Мы просто погребены на самое дно провинциальной безвкусицы и кармической безысходности, хоть и уматывать и бежать с конкретно моей Троещины не шибко хочется. Её нужно попросту перетрясти, как болтушку для прижигания воспалившейся уретры украинской цивилизации, тупо загнанной олигархами на выселки человечества.
Вот так и живём в разнос – на вынос и в розницу, словно в каждом доме стоит по чуханному пианино, на котором очередная дряблая крошка пытается настучать всем и каждому в головы:
…По разным странам я бродил, и мой сурок со мною…
От обилия этих сурков, хочется пожелать, чтоб ни один из них не отыскал на земле пары и от безысходности чисто по биологическому зову отгрыз себе свои собственные яички.

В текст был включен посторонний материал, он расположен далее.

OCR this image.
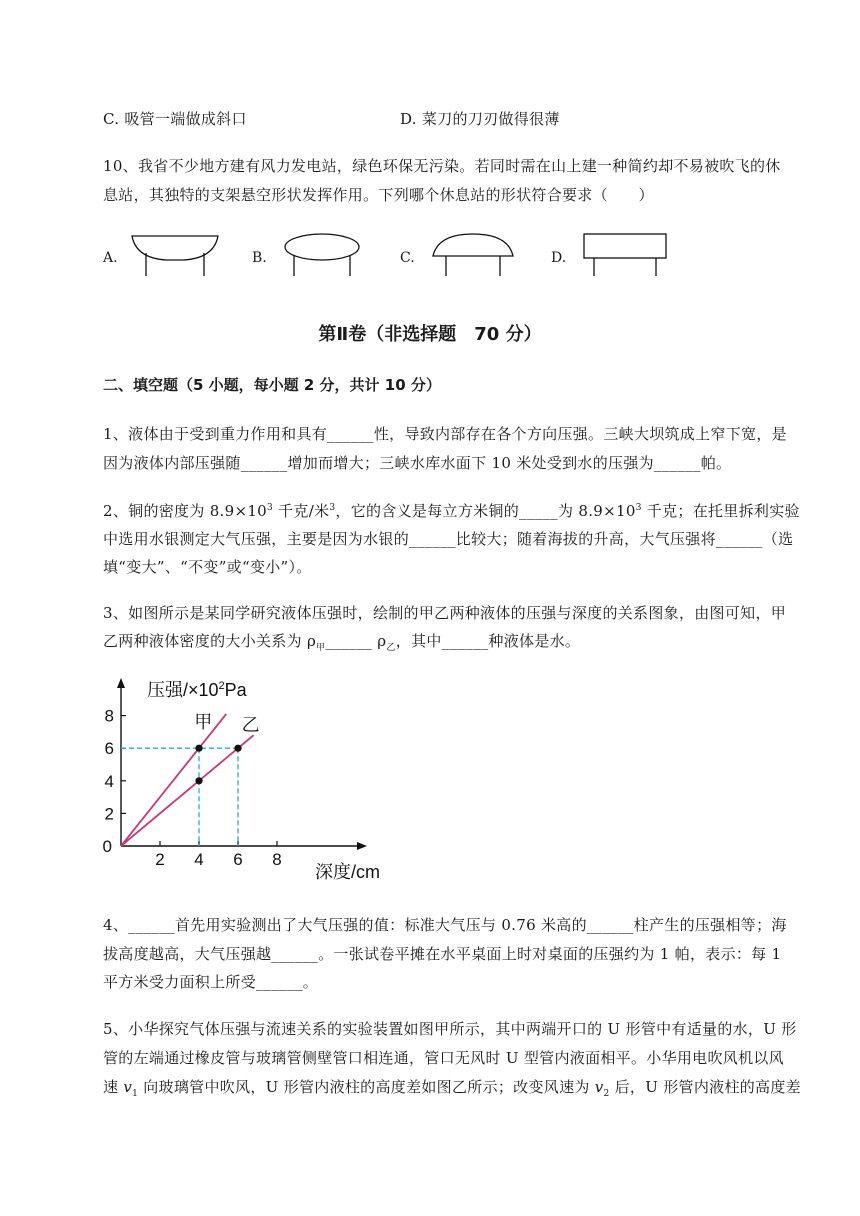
C. 吸管一端做成斜口	D. 菜刀的刀刃做得很薄
10、我省不少地方建有风力发电站，绿色环保无污染。若同时需在山上建一种简约却不易被吹飞的休
息站，其独特的支架悬空形状发挥作用。下列哪个休息站的形状符合要求（　　）
A.	B.	C.	D.
第Ⅱ卷（非选择题　70 分）
二、填空题（5 小题，每小题 2 分，共计 10 分）
1、液体由于受到重力作用和具有______性，导致内部存在各个方向压强。三峡大坝筑成上窄下宽，是
因为液体内部压强随______增加而增大；三峡水库水面下 10 米处受到水的压强为______帕。
2、铜的密度为 $8.9\times 10^3$ 千克/米$^3$，它的含义是每立方米铜的_____为 $8.9\times 10^3$ 千克；在托里拆利实验
中选用水银测定大气压强，主要是因为水银的______比较大；随着海拔的升高，大气压强将______（选
填“变大”、“不变”或“变小”）。
3、如图所示是某同学研究液体压强时，绘制的甲乙两种液体的压强与深度的关系图象，由图可知，甲
乙两种液体密度的大小关系为 $\rho_甲\_\_\_\_\_\_$ $\rho_乙$，其中______种液体是水。
2 4 6 8
2
4
6
8
0
压强$/\times 10^2Pa$
深度/cm
甲 乙
4、______首先用实验测出了大气压强的值：标准大气压与 0.76 米高的______柱产生的压强相等；海
拔高度越高，大气压强越______。一张试卷平摊在水平桌面上时对桌面的压强约为 1 帕，表示：每 1
平方米受力面积上所受______。
5、小华探究气体压强与流速关系的实验装置如图甲所示，其中两端开口的 U 形管中有适量的水，U 形
管的左端通过橡皮管与玻璃管侧壁管口相连通，管口无风时 U 型管内液面相平。小华用电吹风机以风
速 $v_1$ 向玻璃管中吹风，U 形管内液柱的高度差如图乙所示；改变风速为 $v_2$ 后，U 形管内液柱的高度差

Но во всем этом есть и своя особая извечная прелесть. Именно в таком дерме повсеместно и неоднажды непременно являются не только одни бледнолицые и много морализирующие тетушки непременно в красных молоках, но и самые настоящие розы!
Это будут, естественно, особого сорта розы – троещинского, но от них станет на сердце отрадней и на душе легче! Правда, до гласолалий небесных дело не докатит, но всё же будет способствовать особой малиновости церковного колокольного звона окрестных колоколен и бань, и на том, слава яйцам… А что до бань, то есть на Троещине и бани бандитские, и бани церковные… Так что кому что здесь ближе… На том и аминь!
28.
На Лукьяновке взаимообразный взвой:
– Эй, майор!.. Эй, унтастая…
От Лукьяновки и далее по тексту асфальт нарезан на некие строгие подножные территории. Возможно здесь, здесь и здесь, а также именно здесь проходила нешуточная бомбежка.
Бомбилы бомбили чем непопадя весь маршрут повсеместно. Их теперь более никто не разыскивает – этих вороватых неамериканских бомбил.
Пятнадцать сантиметров асфальта да ещё пять сверху… Это американский стандарт. Наш киевский воровской – куда как скромнее, ибо, по мнению столичного чиновничьего ворья, американцы знатно блажат.
На мокрый речной либо карьерный песок слоем не более пяти сантиметров подсыпают два-три сантиметра речного или карьерного гравия не более 3-5 сантиметров асфальта, но только до первого ремонта. Когда дорога просядет – поступают уже по-разному, воруют на каждой заплаточке много и жадно.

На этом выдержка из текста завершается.